Search And Rescue Dogs
Despite all the technological and scientific advances of GPS, satellite images and robots, dogs are still one of the best tools for search and rescue teams (SAR). As a lost person, or the victim of a disaster, suffering an endless nightmare waiting for someone to give you a hand, search and rescue dogs they spend playing. These dogs live obsessed with the game to find the prize that comes to them when they give with one who was lost. Thanks to this obsession with the game, a powerful sense of smell, hearing exceptionally rigorous training and an experienced guide, the search and rescue dogs save the lives of hundreds of people every year. But all is not joy. Click Michael James Burke to learn more. Although these dogs are trained specialists with games and rewards, their work can become so hard that often "retire" early for the enormous physical wear and damage during this noble task.

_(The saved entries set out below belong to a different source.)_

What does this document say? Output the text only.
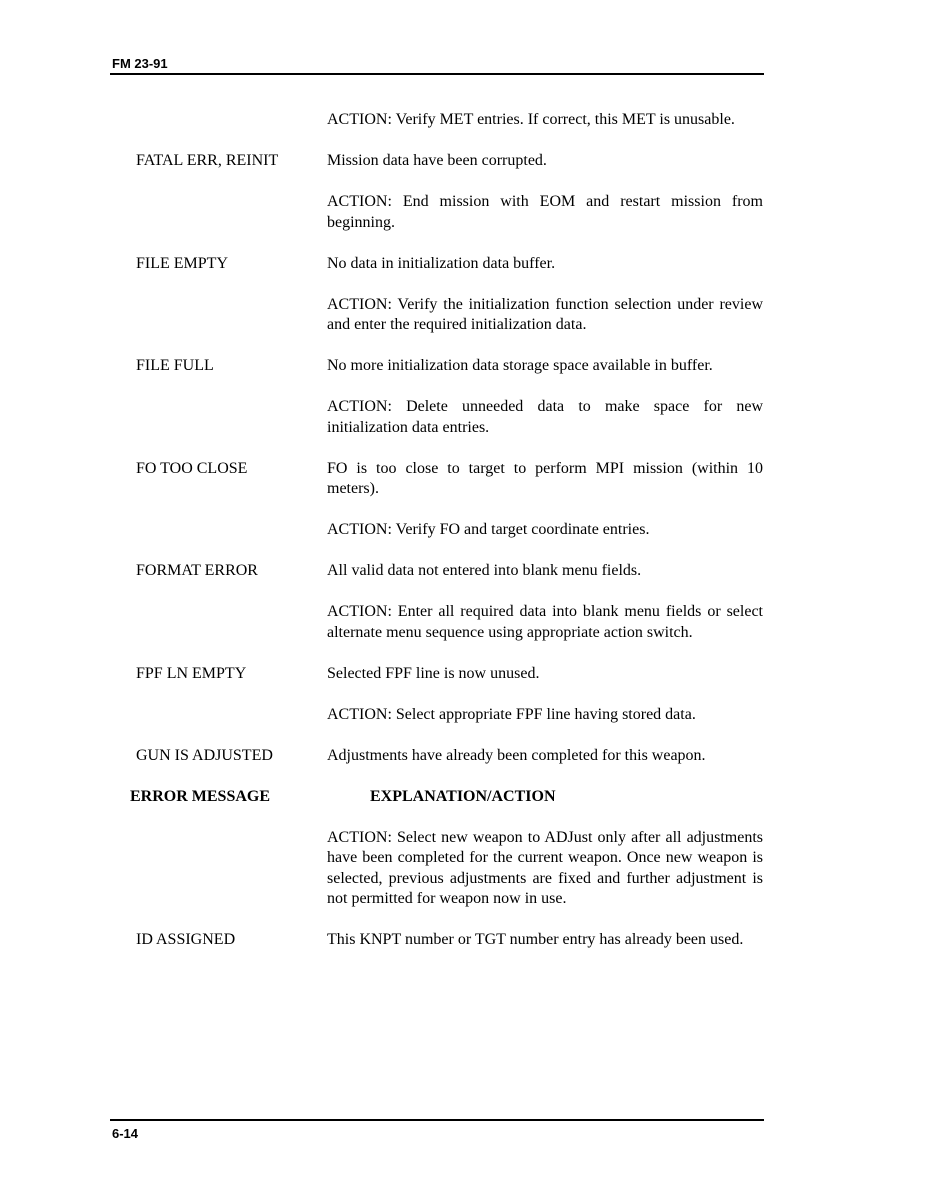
FM 23-91
ACTION: Verify MET entries. If correct, this MET is unusable.
FATAL ERR, REINIT	Mission data have been corrupted.
ACTION: End mission with EOM and restart mission from beginning.
FILE EMPTY	No data in initialization data buffer.
ACTION: Verify the initialization function selection under review and enter the required initialization data.
FILE FULL	No more initialization data storage space available in buffer.
ACTION: Delete unneeded data to make space for new initialization data entries.
FO TOO CLOSE	FO is too close to target to perform MPI mission (within 10 meters).
ACTION: Verify FO and target coordinate entries.
FORMAT ERROR	All valid data not entered into blank menu fields.
ACTION: Enter all required data into blank menu fields or select alternate menu sequence using appropriate action switch.
FPF LN EMPTY	Selected FPF line is now unused.
ACTION: Select appropriate FPF line having stored data.
GUN IS ADJUSTED	Adjustments have already been completed for this weapon.
ERROR MESSAGE	EXPLANATION/ACTION
ACTION: Select new weapon to ADJust only after all adjustments have been completed for the current weapon. Once new weapon is selected, previous adjustments are fixed and further adjustment is not permitted for weapon now in use.
ID ASSIGNED	This KNPT number or TGT number entry has already been used.
6-14
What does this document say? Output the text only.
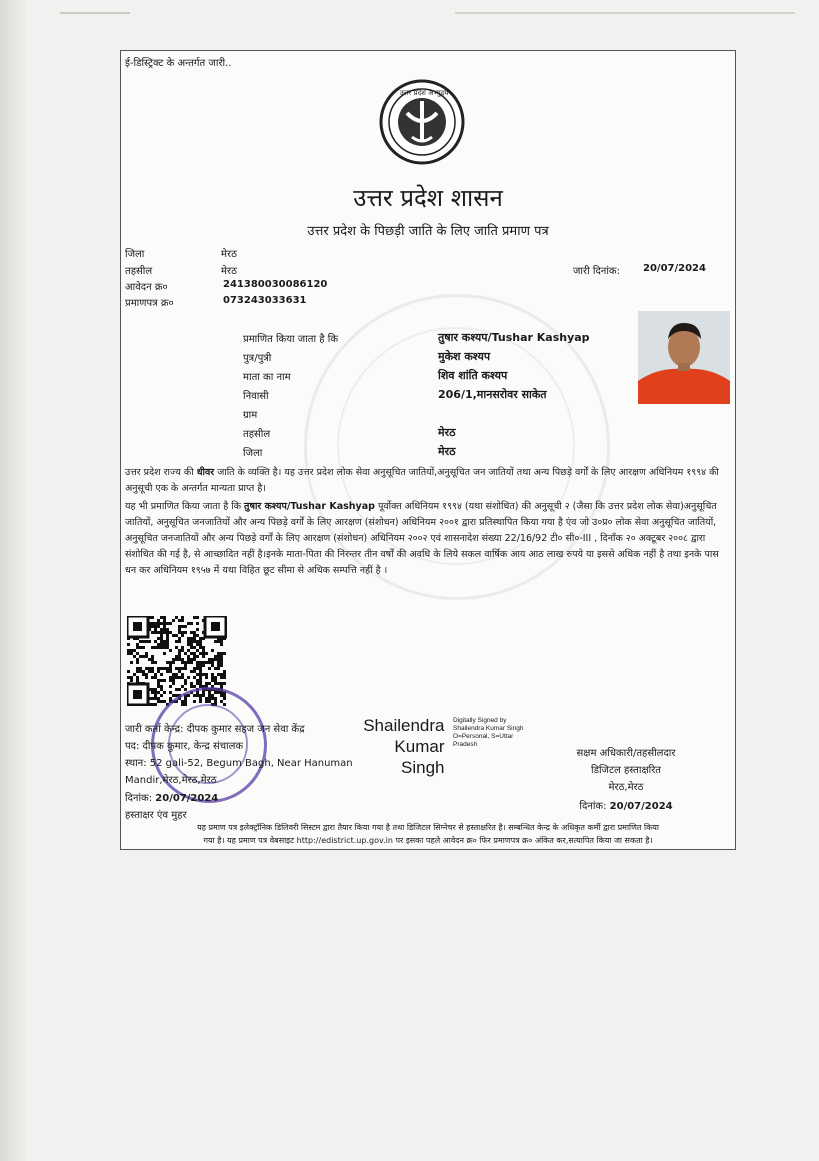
ई-डिस्ट्रिक्ट के अन्तर्गत जारी..
उत्तर प्रदेश अभ्युदय
उत्तर प्रदेश शासन
उत्तर प्रदेश के पिछड़ी जाति के लिए जाति प्रमाण पत्र
जिला	मेरठ
तहसील	मेरठ
आवेदन क्र०	241380030086120
प्रमाणपत्र क्र०	073243033631
जारी दिनांक: 20/07/2024
प्रमाणित किया जाता है कि	तुषार कश्यप/Tushar Kashyap
पुत्र/पुत्री	मुकेश कश्यप
माता का नाम	शिव शांति कश्यप
निवासी	206/1,मानसरोवर साकेत
ग्राम
तहसील	मेरठ
जिला	मेरठ
उत्तर प्रदेश राज्य की धीवर जाति के व्यक्ति है। यह उत्तर प्रदेश लोक सेवा अनुसूचित जातियों,अनुसूचित जन जातियों तथा अन्य पिछड़े वर्गों के लिए आरक्षण अधिनियम १९९४ की अनुसूची एक के अन्तर्गत मान्यता प्राप्त है।
यह भी प्रमाणित किया जाता है कि तुषार कश्यप/Tushar Kashyap पूर्वोक्त अधिनियम १९९४ (यथा संशोधित) की अनुसूची २ (जैसा कि उत्तर प्रदेश लोक सेवा)अनुसूचित जातियों, अनुसूचित जनजातियों और अन्य पिछड़े वर्गों के लिए आरक्षण (संशोधन) अधिनियम २००१ द्वारा प्रतिस्थापित किया गया है एंव जो उ०प्र० लोक सेवा अनुसूचित जातियों, अनुसूचित जनजातियों और अन्य पिछड़े वर्गों के लिए आरक्षण (संशोधन) अधिनियम २००२ एवं शासनादेश संख्या 22/16/92 टी० सी०-III , दिनाँक २० अक्टूबर २००८ द्वारा संशोधित की गई है, से आच्छादित नहीं है।इनके माता-पिता की निरन्तर तीन वर्षों की अवधि के लिये सकल वार्षिक आय आठ लाख रुपये या इससे अधिक नहीं है तथा इनके पास धन कर अधिनियम १९५७ में यथा विहित छूट सीमा से अधिक सम्पत्ति नहीं है ।
जारी कर्ता केन्द्र: दीपक कुमार सहज जन सेवा केंद्र
पद: दीपक कुमार, केन्द्र संचालक
स्थान: 52 gali-52, Begum Bagh, Near Hanuman Mandir,मेरठ,मेरठ,मेरठ
दिनांक: 20/07/2024
हस्ताक्षर एंव मुहर
Shailendra
Kumar
Singh
Digitally Signed by Shailendra Kumar Singh O=Personal, S=Uttar Pradesh
सक्षम अधिकारी/तहसीलदार
डिजिटल हस्ताक्षरित
मेरठ,मेरठ
दिनांक: 20/07/2024
यह प्रमाण पत्र इलेक्ट्रॉनिक डिलिवरी सिस्टम द्वारा तैयार किया गया है तथा डिजिटल सिग्नेचर से हस्ताक्षरित है। सम्बन्धित केन्द्र के अधिकृत कर्मी द्वारा प्रमाणित किया
गया है। यह प्रमाण पत्र वेबसाइट http://edistrict.up.gov.in पर इसका पहले आवेदन क्र० फिर प्रमाणपत्र क्र० अंकित कर,सत्यापित किया जा सकता है।
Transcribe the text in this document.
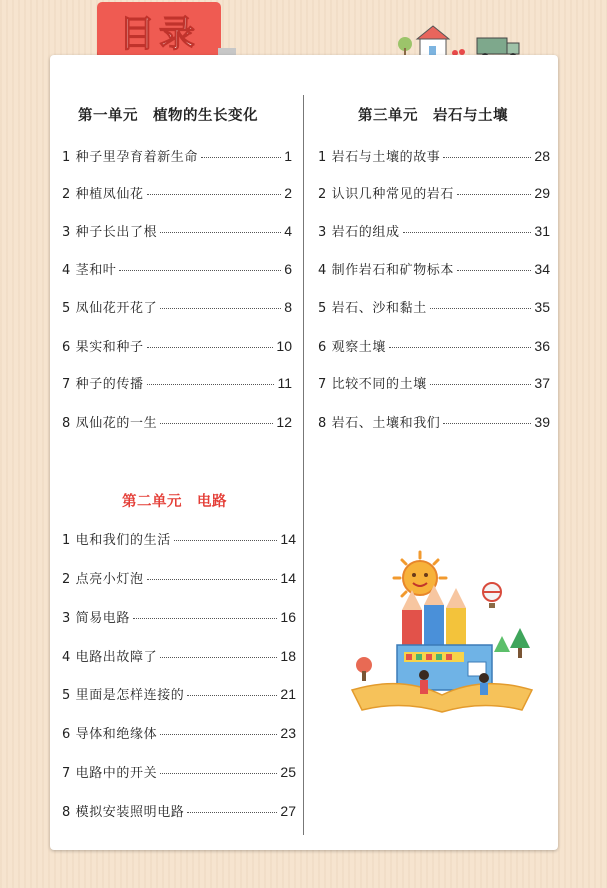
目录
第一单元　植物的生长变化
1 种子里孕育着新生命	1
2 种植凤仙花	2
3 种子长出了根	4
4 茎和叶	6
5 凤仙花开花了	8
6 果实和种子	10
7 种子的传播	11
8 凤仙花的一生	12
第二单元　电路
1 电和我们的生活	14
2 点亮小灯泡	14
3 简易电路	16
4 电路出故障了	18
5 里面是怎样连接的	21
6 导体和绝缘体	23
7 电路中的开关	25
8 模拟安装照明电路	27
第三单元　岩石与土壤
1 岩石与土壤的故事	28
2 认识几种常见的岩石	29
3 岩石的组成	31
4 制作岩石和矿物标本	34
5 岩石、沙和黏土	35
6 观察土壤	36
7 比较不同的土壤	37
8 岩石、土壤和我们	39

In tragic situations such as occurred on September 11 2001 at the World Trade Center, both dogs as their guides come to suffer emotional problems due to the impossibility of finding people alive. After finding so much death and destruction, dogs not only lack the promised reward, but feel the pain, frustration and sadness of his guides and other rescue team members. In other situations, however, success is finding people alive, but people who have died. In these cases, are used so-called dead dogs that are trained to find human remains. Although these dogs are unable to return a child to his mother or father to the family that need it, their work can solve crimes and give a decent burial to those who had the misfortune of dying in a disaster.